The Raspberry Pi foundation recommends doing a clean install with the Raspberry Pi Imager and not to try upgrading from a previous release such as Bookworm. This used to be easy when running from SD cards which I have lots of and it is easy to switch them around. I now run using an SSD drive, which I only have one of, so I thought I would try upgrading against recommendations using this post from the Raspberry Pi forum.
This didn’t work. It got errors in a later stage of the process and the result was an SSD drive that wouldn’t boot. I don’t think my previous install was non-standard, so I don’t know what caused it, but I guess my recommendation is to not bother trying to upgrade, just go straight to the clean install. I had everything needed backed up, so no data lost, just time messing around.

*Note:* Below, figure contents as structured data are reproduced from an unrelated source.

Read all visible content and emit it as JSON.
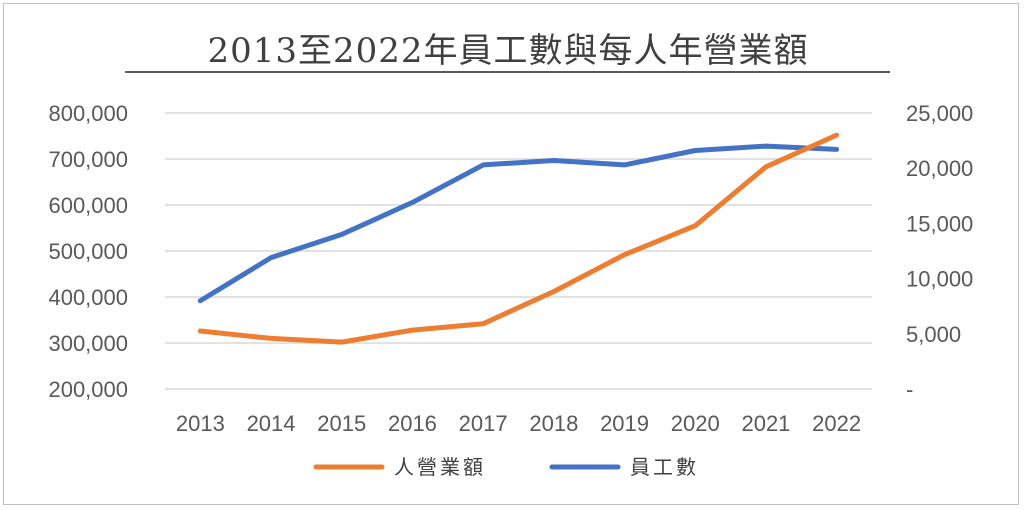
{
  "chart_data": {
    "type": "line",
    "title": "2013至2022年員工數與每人年營業額",
    "categories": [
      "2013",
      "2014",
      "2015",
      "2016",
      "2017",
      "2018",
      "2019",
      "2020",
      "2021",
      "2022"
    ],
    "series": [
      {
        "name": "人營業額",
        "axis": "left",
        "color": "#ED7D31",
        "values": [
          326000,
          310000,
          302000,
          328000,
          342000,
          412000,
          492000,
          555000,
          683000,
          752000
        ]
      },
      {
        "name": "員工數",
        "axis": "right",
        "color": "#4472C4",
        "values": [
          8000,
          11900,
          14000,
          16900,
          20300,
          20700,
          20300,
          21600,
          22000,
          21700
        ]
      }
    ],
    "y_left": {
      "ylim": [
        200000,
        800000
      ],
      "ticks": [
        800000,
        700000,
        600000,
        500000,
        400000,
        300000,
        200000
      ],
      "tick_labels": [
        "800,000",
        "700,000",
        "600,000",
        "500,000",
        "400,000",
        "300,000",
        "200,000"
      ]
    },
    "y_right": {
      "ylim": [
        0,
        25000
      ],
      "ticks": [
        25000,
        20000,
        15000,
        10000,
        5000,
        0
      ],
      "tick_labels": [
        "25,000",
        "20,000",
        "15,000",
        "10,000",
        "5,000",
        "-"
      ]
    },
    "grid": true,
    "legend": "bottom"
  }
}
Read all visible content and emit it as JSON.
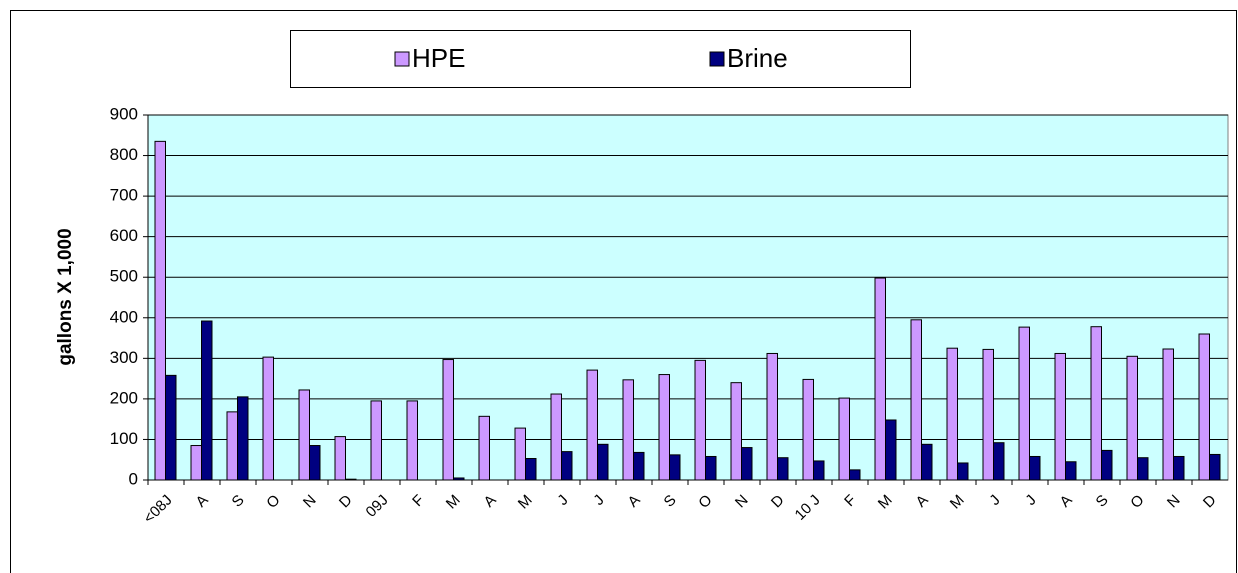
{
  "chart_data": {
    "type": "bar",
    "y_label": "gallons X 1,000",
    "categories": [
      "<08J",
      "A",
      "S",
      "O",
      "N",
      "D",
      "09J",
      "F",
      "M",
      "A",
      "M",
      "J",
      "J",
      "A",
      "S",
      "O",
      "N",
      "D",
      "10 J",
      "F",
      "M",
      "A",
      "M",
      "J",
      "J",
      "A",
      "S",
      "O",
      "N",
      "D"
    ],
    "series": [
      {
        "name": "HPE",
        "color": "#cc99ff",
        "values": [
          835,
          85,
          168,
          303,
          222,
          107,
          195,
          195,
          297,
          157,
          128,
          212,
          271,
          247,
          260,
          295,
          240,
          312,
          248,
          202,
          498,
          395,
          325,
          322,
          377,
          312,
          378,
          305,
          323,
          360
        ]
      },
      {
        "name": "Brine",
        "color": "#000080",
        "values": [
          258,
          392,
          205,
          0,
          85,
          2,
          0,
          0,
          5,
          0,
          53,
          70,
          88,
          68,
          62,
          58,
          80,
          55,
          47,
          25,
          148,
          88,
          42,
          92,
          58,
          45,
          73,
          55,
          58,
          63
        ]
      }
    ],
    "ylim": [
      0,
      900
    ],
    "yticks": [
      0,
      100,
      200,
      300,
      400,
      500,
      600,
      700,
      800,
      900
    ],
    "grid": true,
    "legend": "top"
  }
}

Anyway, I took out the SSD, put it in a USB caddy, connected it to a laptop and ran the Raspberry Pi imager performing a clean install. This then worked quite well.
In this article, I mention enabling PCIE gen 3 by editing /boot/firmware/config.txt to get better performance out of a typical SSD drive. I thought maybe with Trixie, this would be the default, but sadly it isn’t. You still need to manually edit the file to get PCI gen 3 performance.
This new version includes changes from Debian as well as changes added by the Raspberry Pi foundation. These are:
- The most noticeable change is that Raspberry Pi has updated the fonts and screen backgrounds. This makes Trixie visually different from Bookworm and will be the main change people notice.
- Raspberry has provided a new control center application to configure your Pi. With each upgrade, hopefully less editing text files.
- Raspberry upgraded the Bookshelf application, mostly to support features in their official Raspberry PI magazine.
- The Linux kernel is still the 6.12 long term supported version. If you want a newer version, it is best to use a different Linux distribution for the Pi, perhaps the new Ubuntu.

Most Linux distributions have been making the transition from the X11 display server to the newer Wayland display server. The previous Bookworm release configured Wayland by default, but you could switch to X11 using raspi-config. When writing my books, I need screen grabs of various windows. With Bookworm and Wayland, you seemed to only be able to screen grab the whole screen using the Print Screen button, capturing a single window didn’t work and I tried several utilities to do this. Cropping a single window from the whole screen is a pain. I found that configuring back to using X11 allowed all the screen capture utilities to work and made screen grabs of a single window easy.
Sadly, under Trixie this is still the case. To get good screen shots you need to switch from Wayland to X11 using raspi-config in the advanced menu. The only improvement is that the useful screen capture utility Shutter now has a message displayed telling you that Wayland support is limited and greys out all the options that won’t work. Previously, it would crash when you pressed any of these other buttons.
If the Linux world is truly going to stop including X11 then they have to finish fixing all these holes where X11 is required and Wayland doesn’t work.
Trixie is a good upgrade over Bookworm. Everything runs a bit smoother, with a number of improvements. Its too bad screenshots don’t work properly on Wayland and the default PCIE configuration is still gen 2 rather than gen 3, but these were problems in Bookworm as well. A reliable upgrade path would also be nice and with more and more people running SSD drives rather that SD cards, I think the Raspberry Pi Org needs to give some priority to providing an easy upgrade path, since switching SSD drives is a pain and people are running a lot of things on their Pis to move from one drive to another.